Ein Klacken verriet mir, dass die Tür, die wohl zum Gefängnis führte aufging. Laute Stimmen waren zu hören und dann Schritte, die an dem Tisch stoppten. Noch immer hielt ich meinen Kopf gesenkt, nicht gewillt, dass noch eine Wache mich böse anschaute.

Zu mindestens redete ich mir das ein. Vielleicht wollte ich nicht Noahs Blick sehen, wenn er mich sah und sich vielleicht nicht freute.

Die kleine nagende Stimme in mir glaubte immer noch, dass ich kein Glück finden würde.

Die Tür schloss sich mit einem lauten Knall und ich zuckte kurz zusammen.

Jetzt waren wir alleine. Endlich.

„Hören Sie, ich gebe keine Interviews. Wenn Sie also bitte gehen könnten.", ertönte Noahs Stimme und zerriss damit die elektrisch aufgeladene Stille.

Seine Stimme klang rau, aber trotzdem war es das schönste Geräusch, das ich seit langem gehört hatte.

Die Tage, die Veronica brauchte, um die Ausweise zu organisieren waren schrecklich quälend vorbeigegangen. Es war, als hätte mich die Uhr verspottet.

Mit einem tiefen Atemzug hob ich meinen Kopf und sah direkt in Noahs hellgraue Augen. Überrascht atmete dieser auf und schien fast aufspringen zu wollen, als er sich daran erinnerte, dass er ja Handschellen trug.

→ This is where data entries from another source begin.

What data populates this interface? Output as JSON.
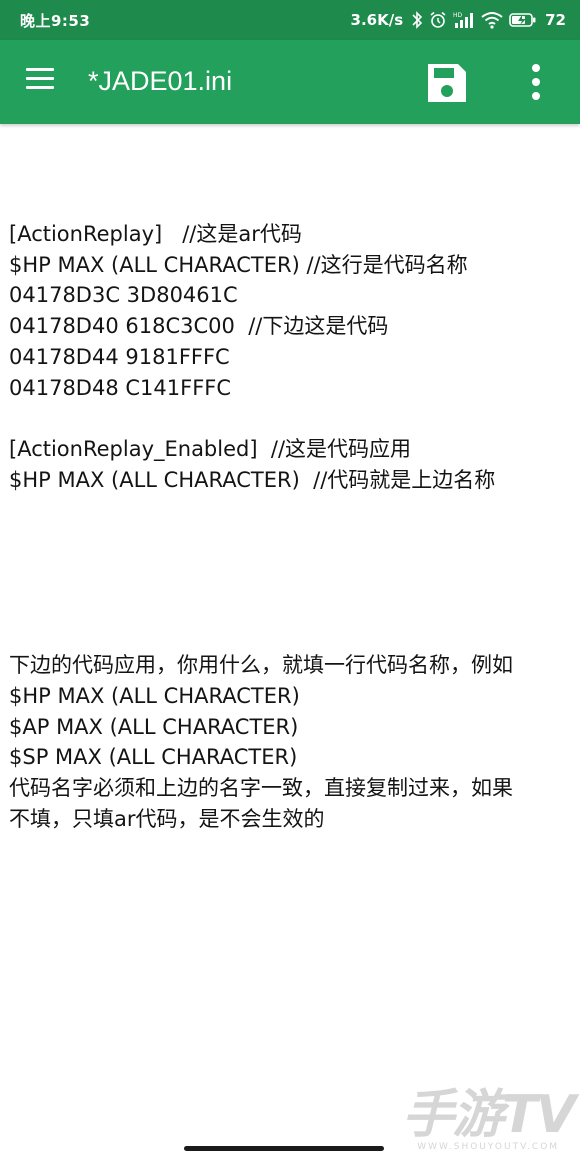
{
  "status_bar": {
    "time": "晚上9:53",
    "net_speed": "3.6K/s",
    "battery_percent": "72",
    "icons": [
      "bluetooth-icon",
      "alarm-icon",
      "hd-signal-icon",
      "wifi-icon",
      "battery-charging-icon"
    ]
  },
  "app_bar": {
    "menu_icon": "hamburger-menu-icon",
    "title": "*JADE01.ini",
    "save_icon": "floppy-disk-save-icon",
    "more_icon": "more-vertical-icon",
    "color": "#23a05b"
  },
  "editor": {
    "lines": [
      "",
      "[ActionReplay]   //这是ar代码",
      "$HP MAX (ALL CHARACTER) //这行是代码名称",
      "04178D3C 3D80461C",
      "04178D40 618C3C00  //下边这是代码",
      "04178D44 9181FFFC",
      "04178D48 C141FFFC",
      "",
      "[ActionReplay_Enabled]  //这是代码应用",
      "$HP MAX (ALL CHARACTER)  //代码就是上边名称",
      "",
      "",
      "",
      "",
      "",
      "下边的代码应用，你用什么，就填一行代码名称，例如",
      "$HP MAX (ALL CHARACTER)",
      "$AP MAX (ALL CHARACTER)",
      "$SP MAX (ALL CHARACTER)",
      "代码名字必须和上边的名字一致，直接复制过来，如果",
      "不填，只填ar代码，是不会生效的"
    ]
  },
  "watermark": {
    "main": "手游TV",
    "sub": "WWW.SHOUYOUTV.COM"
  }
}
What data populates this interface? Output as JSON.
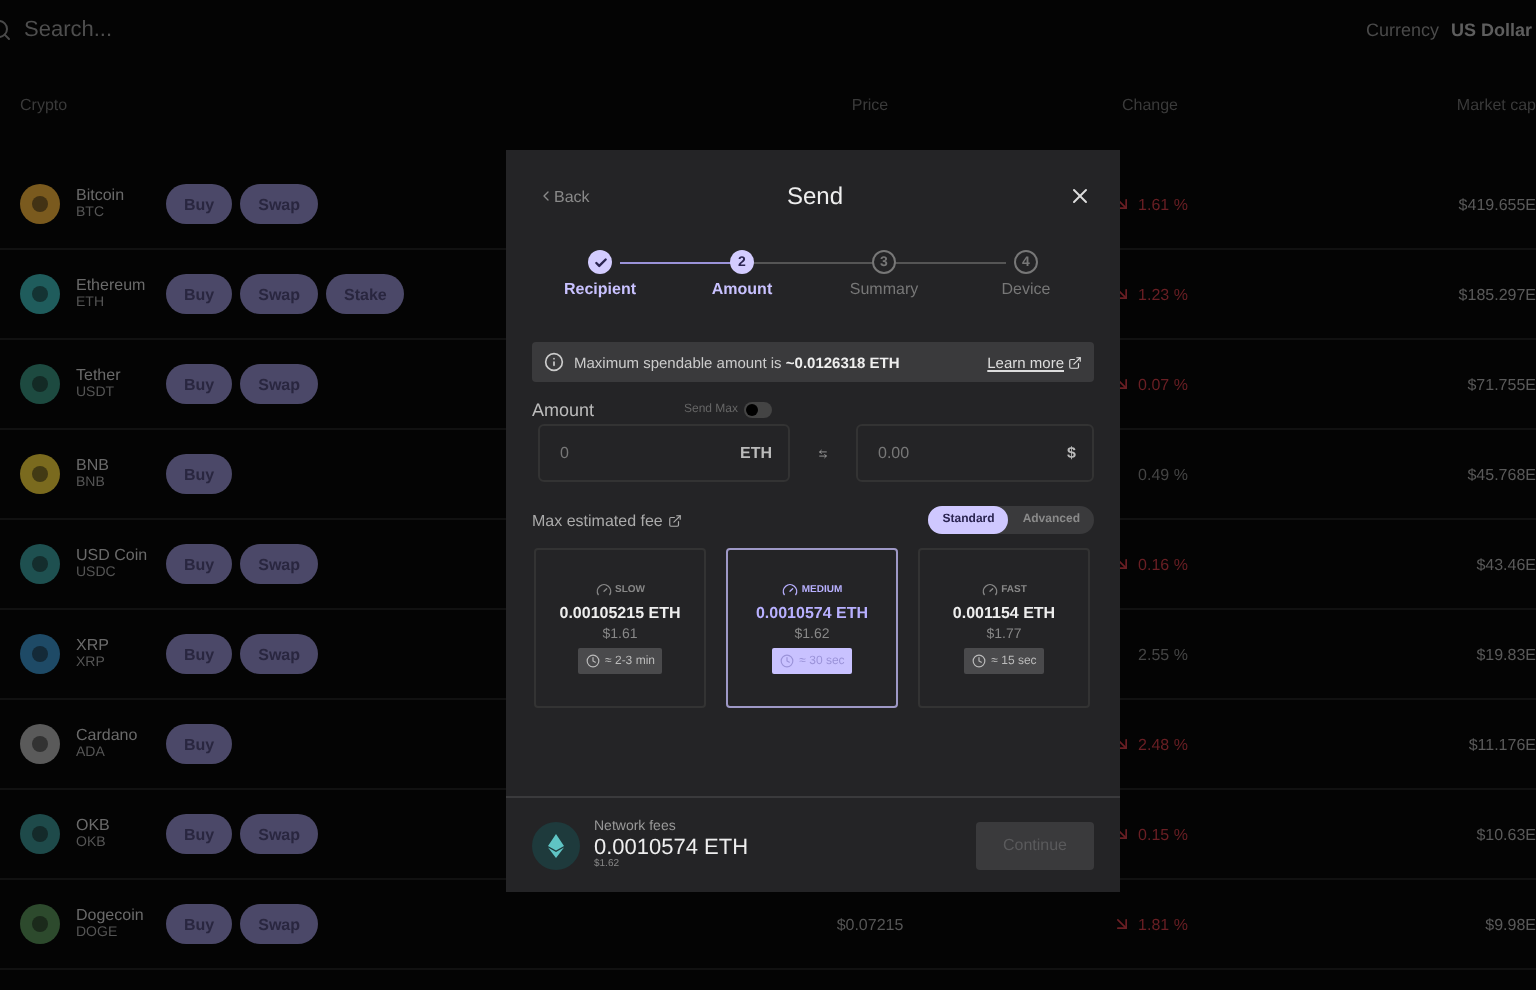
{
  "top_bar": {
    "search": {
      "placeholder": "Search..."
    },
    "currency_label": "Currency",
    "currency_value": "US Dollar"
  },
  "table": {
    "columns": [
      "Crypto",
      "Price",
      "Change",
      "Market cap"
    ],
    "rows": [
      {
        "name": "Bitcoin",
        "symbol": "BTC",
        "color": "#7a5a1e",
        "actions": [
          "Buy",
          "Swap"
        ],
        "change": "1.61 %",
        "down": true,
        "market_cap": "$419.655E"
      },
      {
        "name": "Ethereum",
        "symbol": "ETH",
        "color": "#1f5c5c",
        "actions": [
          "Buy",
          "Swap",
          "Stake"
        ],
        "change": "1.23 %",
        "down": true,
        "market_cap": "$185.297E"
      },
      {
        "name": "Tether",
        "symbol": "USDT",
        "color": "#1d4a40",
        "actions": [
          "Buy",
          "Swap"
        ],
        "change": "0.07 %",
        "down": true,
        "market_cap": "$71.755E"
      },
      {
        "name": "BNB",
        "symbol": "BNB",
        "color": "#7a6a1e",
        "actions": [
          "Buy"
        ],
        "change": "0.49 %",
        "down": false,
        "market_cap": "$45.768E"
      },
      {
        "name": "USD Coin",
        "symbol": "USDC",
        "color": "#1e5050",
        "actions": [
          "Buy",
          "Swap"
        ],
        "change": "0.16 %",
        "down": true,
        "market_cap": "$43.46E"
      },
      {
        "name": "XRP",
        "symbol": "XRP",
        "color": "#1e4a66",
        "actions": [
          "Buy",
          "Swap"
        ],
        "change": "2.55 %",
        "down": false,
        "market_cap": "$19.83E"
      },
      {
        "name": "Cardano",
        "symbol": "ADA",
        "color": "#5a5a5a",
        "actions": [
          "Buy"
        ],
        "change": "2.48 %",
        "down": true,
        "market_cap": "$11.176E"
      },
      {
        "name": "OKB",
        "symbol": "OKB",
        "color": "#1e4a4a",
        "actions": [
          "Buy",
          "Swap"
        ],
        "change": "0.15 %",
        "down": true,
        "market_cap": "$10.63E"
      },
      {
        "name": "Dogecoin",
        "symbol": "DOGE",
        "color": "#2d4a2d",
        "actions": [
          "Buy",
          "Swap"
        ],
        "price": "$0.07215",
        "change": "1.81 %",
        "down": true,
        "market_cap": "$9.98E"
      }
    ]
  },
  "modal": {
    "back": "Back",
    "title": "Send",
    "steps": [
      {
        "label": "Recipient",
        "completed": true,
        "selected": false
      },
      {
        "number": "2",
        "label": "Amount",
        "completed": false,
        "selected": true
      },
      {
        "number": "3",
        "label": "Summary",
        "completed": false,
        "selected": false
      },
      {
        "number": "4",
        "label": "Device",
        "completed": false,
        "selected": false
      }
    ],
    "notice": {
      "text": "Maximum spendable amount is **~0.0126318 ETH**",
      "link": "Learn more"
    },
    "amount": {
      "label": "Amount",
      "send_max": {
        "label": "Send Max",
        "on": false
      },
      "crypto_field": {
        "placeholder": "0",
        "unit": "ETH"
      },
      "fiat_field": {
        "placeholder": "0.00",
        "unit": "$"
      }
    },
    "fee": {
      "label": "Max estimated fee",
      "modes": [
        {
          "label": "Standard",
          "selected": true
        },
        {
          "label": "Advanced",
          "selected": false
        }
      ],
      "options": [
        {
          "speed": "SLOW",
          "amount": "0.00105215 ETH",
          "fiat": "$1.61",
          "time": "≈ 2-3 min",
          "selected": false
        },
        {
          "speed": "MEDIUM",
          "amount": "0.0010574 ETH",
          "fiat": "$1.62",
          "time": "≈ 30 sec",
          "selected": true
        },
        {
          "speed": "FAST",
          "amount": "0.001154 ETH",
          "fiat": "$1.77",
          "time": "≈ 15 sec",
          "selected": false
        }
      ]
    },
    "footer": {
      "label": "Network fees",
      "amount": "0.0010574 ETH",
      "fiat": "$1.62",
      "continue": {
        "label": "Continue",
        "disabled": true
      }
    }
  }
}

„Camilla?", hauchte er ehrfürchtig und seine Augen blitzten schon fast vor Freude. Auf meinem Gesicht wollte sich ein Lächeln ausbreiten, doch stattdessen kniff ich die Lippen zusammen, um zu verhindern, dass ich hier und jetzt in Tränen ausbrach.

Noahs eben noch erfreuter Blick wurde augenblicklich besorgt und eine tiefe Falte bildete sich auf seiner Stirn, die fast verdeckt wurde durch seine schwarzen Haare.

Mit brechender Stimme versuchte ich meinen kleinen Gefühlsausbruch zu überspielen:„ Orange steht dir." Dabei deutete ich auf sein Gefängnisoutfit.

Noah sah mich böse an. Doch bereits nach wenigen Minuten begann er wieder zu lächeln und grinste mich an, während er sagte:„ Ich habe dich auch schrecklich vermisst, Kleine."

Mein Herz setzte einen kurzen Schlag aus, um dann doppelt so schnell wie vorher, wenn das überhaupt möglich war, weiter zu schlagen.

Noah grinste immer noch und für mich war es das schönste Lächeln was es gibt.

„Die Zeit ohne dich war schrecklich. Ich hatte solche Angst.", gab ich weinerlich zu und griff nach seiner Hand.

Fast wäre mir ein Seufzer entwichen, als ich seine warme Haut auf meiner spürte. Es fühlte sich richtig an. In diesem Moment vergaß ich, dass Noah Sträfling war und wir beide in einem Gefängnis saßen. Es zählte nur der Moment.

Ich wollte ihn in mir aufnehmen und festhalten. So lange bis ich das Gefühl hatte, dass ich diesen Raum wieder verlassen konnte ohne dabei einen Teil von mir zurück zu lassen.

„Wie bist du hier reingekommen?", zerstörte Noah den schönen Moment und riss mich damit wieder in die Realität.